Grace described her decision-making process for her Thesis choice this way: “Last summer, I learned that BYU published yearbooks from 1911-1985. I have always been fascinated with yearbooks-- and was even the editor of my junior high yearbook-- so I began dedicating my free time to casually searching the collection. Early on, I discovered BYU's first Black and African American student, Norman Wilson. She was a master’s student in the late 1930s. This discovery challenged the established narrative of Black students' presence at BYU, as it was previously believed that the first Black students were a group of Nigerian students in the 1950s. It was also believed that the first African American student at BYU was Darius Gray in the 1960s.
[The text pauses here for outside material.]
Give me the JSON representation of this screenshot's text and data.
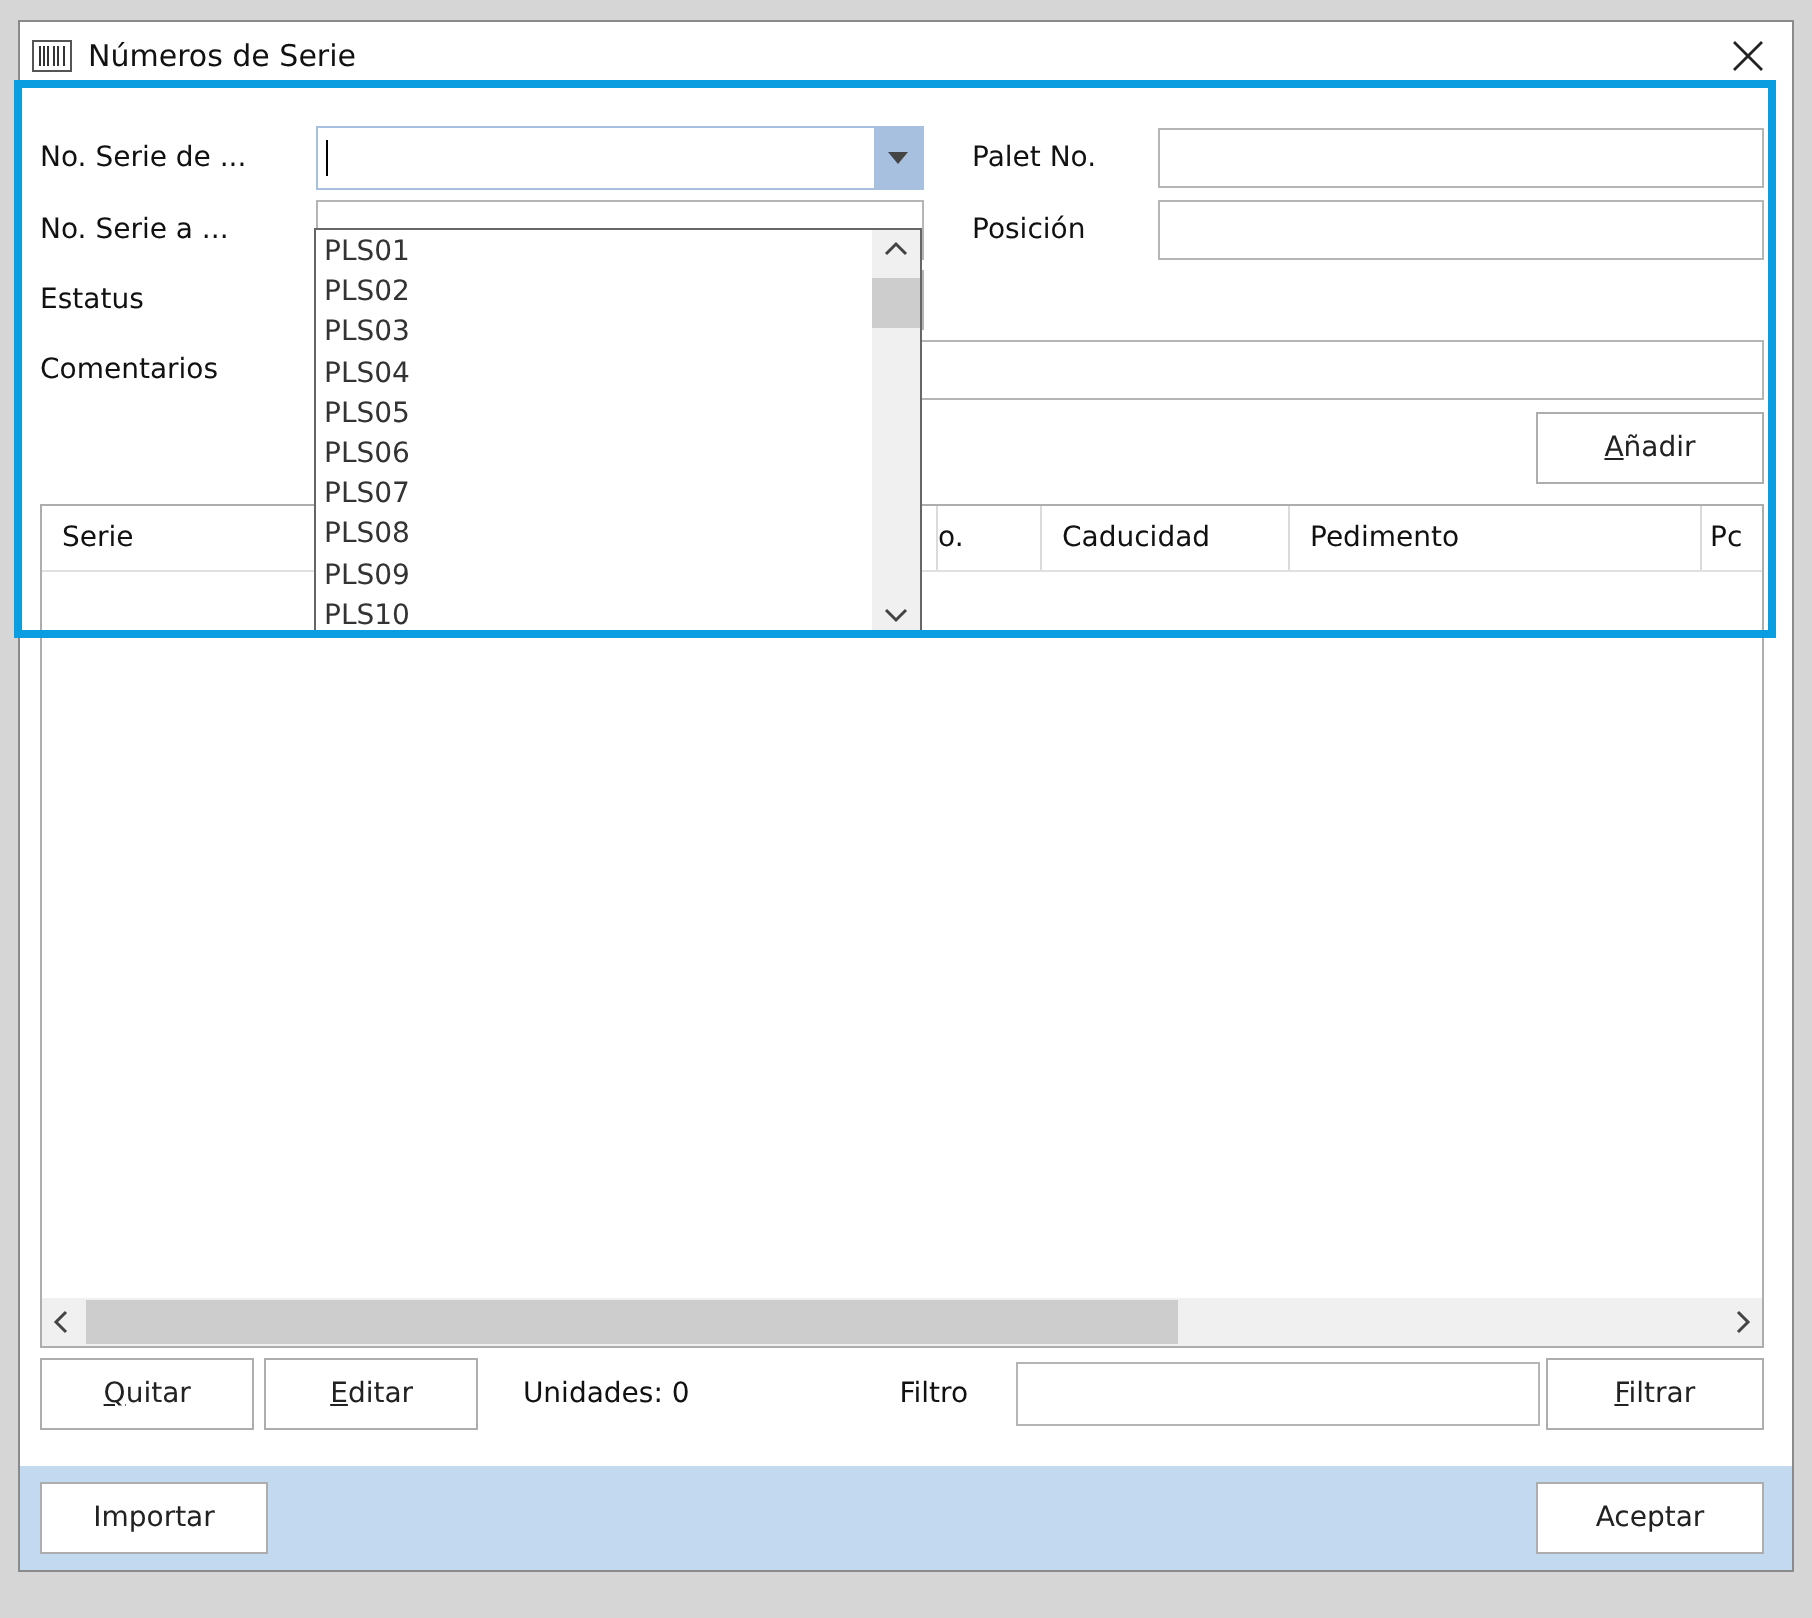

As I pondered how Norman Wilson could have been forgotten, I wondered how much other history and stories had been forgotten that could be revealed by a careful study of the yearbooks. Therefore, for my Honors thesis I decided to look through all of the yearbooks BYU has published with a specific focus on race relations and representation. The research is not yet complete as I have to look through all 74 yearbooks word for word by hand, but so far one of the findings that has had the biggest impact on me is BYU's long legacy of black face, and other highly racist theatrical productions and performances."
Much of Grace’s thesis work was inspired by her time as a teaching assistant for HONORS 227: Race & Music, which she held for two semesters before even joining the Honors Program. This has continued to be one of her favorite BYU experiences. She noted, “The Unexpected Connections classes in general, but this class in particular has been one of the most academic and spiritually enhancing classes I have ever taken at BYU. The unique interdisciplinary approach, as well as the expertise of both Dr. Rugh and Dr. Howard, has been incredibly insightful and inspiring.”
As previously alluded to, Grace is grateful for the Honors Program and particularly the opportunity to write a thesis as an undergraduate, as she hopes it will make her a more competitive applicant for graduate school. She advises getting involved in work related to your thesis project as early as possible in your BYU journey. “Allow yourself enough time so that you can make your thesis something you are truly proud of, as well as a unique and important contribution to the current literature and research of your field.”
Grace Soelberg is a History Major and Africana Studies and Sociology minor. She was born and raised in Utah and has always had a passion for history. She is the recipient of the Ignacio M. Garcia Scholarship for Indigenous and Students of Color for the past two academic years, and was awarded the Jack and Mary Lois Wheatley Endowed Leadership Scholarship.